Technology also plays a role, and not just because it’s revolutionized candidates’ ability to collect small donations from anyone, anywhere. Social media has made the process much more transparent. Much of what used to happen in back rooms between party leadership and prospective candidates – discussions about donor support and experience, and negotiations around what someone should run on and how – now takes place in the open for all the Twitterverse to see and comment on.
“Now there’s all these ways of measuring the candidates that are much more open and available,” says Seth Masket, a politics professor at the University of Denver. “Do they actually have other people’s endorsements? Are they a good fundraiser? How well did they do in the last election?”
Heightened transparency is a boon for lesser-known candidates like South Bend, Indiana, Mayor Pete Buttigieg, whose charisma makes him an easy fit for the social media era. “In 1991 he just couldn’t have gotten to the place where he is, certainly [not] at this stage,” Mr. Karol says.
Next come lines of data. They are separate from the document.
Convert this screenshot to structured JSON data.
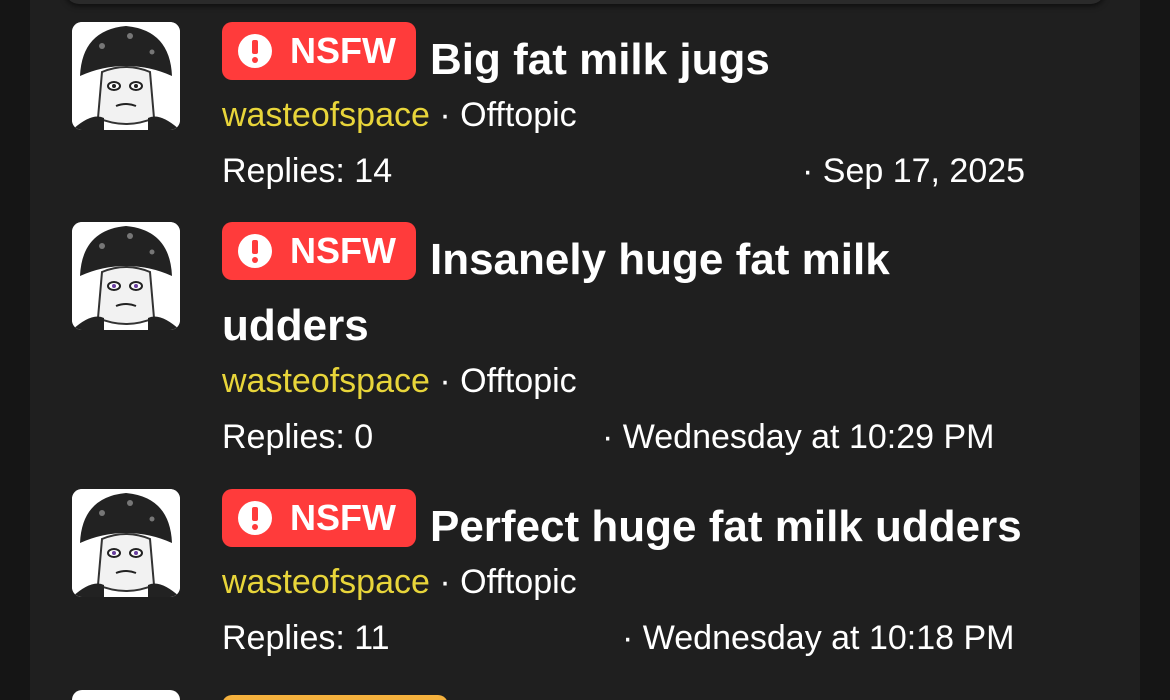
{
  "colors": {
    "badge_nsfw": "#ff3b3b",
    "author": "#e8d53a",
    "background": "#1f1f1f",
    "peek_badge": "#f5b13d"
  },
  "threads": [
    {
      "badge": "NSFW",
      "title": "Big fat milk jugs",
      "author": "wasteofspace",
      "separator": "·",
      "forum": "Offtopic",
      "replies": "Replies: 14",
      "date": "· Sep 17, 2025",
      "avatar_icon": "mushroom-avatar-icon"
    },
    {
      "badge": "NSFW",
      "title": "Insanely huge fat milk udders",
      "author": "wasteofspace",
      "separator": "·",
      "forum": "Offtopic",
      "replies": "Replies: 0",
      "date": "· Wednesday at 10:29 PM",
      "avatar_icon": "mushroom-avatar-icon"
    },
    {
      "badge": "NSFW",
      "title": "Perfect huge fat milk udders",
      "author": "wasteofspace",
      "separator": "·",
      "forum": "Offtopic",
      "replies": "Replies: 11",
      "date": "· Wednesday at 10:18 PM",
      "avatar_icon": "mushroom-avatar-icon"
    }
  ]
}
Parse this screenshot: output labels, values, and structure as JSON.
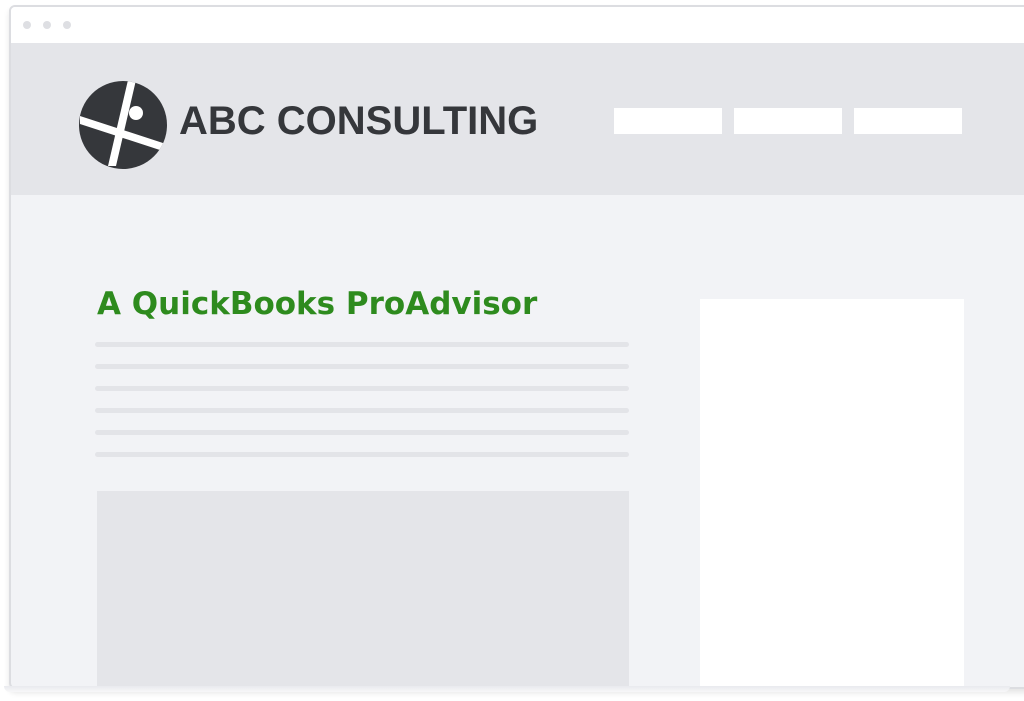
{
  "header": {
    "brand_name": "ABC CONSULTING",
    "logo_icon": "abc-consulting-logo-icon",
    "nav_items": [
      "",
      "",
      ""
    ]
  },
  "main": {
    "headline": "A QuickBooks ProAdvisor",
    "text_placeholder_lines": 6
  },
  "colors": {
    "accent_green": "#2e8b1e",
    "header_bg": "#e4e5e9",
    "page_bg": "#f2f3f6",
    "brand_text": "#35373b"
  }
}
It’s less helpful for Mr. Biden, whose long career – including a controversial role in Justice Clarence Thomas’s Supreme Court confirmation hearings, as well as a much-discussed reputation for handsiness – has lately come under scrutiny.
“What’s loved about him is his experience,” Mr. Masket says, but that also means he’s “taken stances that seemed like where the Democratic Party was in the ’70s and ’80s, but is not where it is today.”
Still, the disapproval expressed by activists on Twitter isn’t necessarily shared by average voters.
“When you’re a politician for that long, everybody is going to make mistakes,” says Mike Linnane, a telephone worker from Boston, at the Stop & Shop rally. “He’s for the middle class, and that’s what we need to bring back.”
Many observers say it’s not time to throw out the rulebook – or Mr. Biden. The 2016 election was just one cycle, and it’s hard to know which lessons will most apply today. Social media and small-dollar donors certainly matter now, but big-name endorsements, polling, and debate performances will likely still be important too.
Will Mr. Biden give Democrats someone to coalesce around, as some pundits suspect? Or will the likes of Mr. Buttigieg and former Texas Rep. Beto O’Rourke, with their viral viability, prevail? Perhaps primary voters will end up looking to California Sen. Kamala Harris, if she succeeds in walking the fine line between the party’s moderate and progressive wings.
Ultimately, it’s a question about the formula, not the ingredients.
“All this stuff matters, and we don’t yet know which thing matters more,” says Hans Noel, a Georgetown University professor who co-wrote “The Party Decides.” “We’re still figuring it out.”
Staff writer Clarence Leong contributed to this report.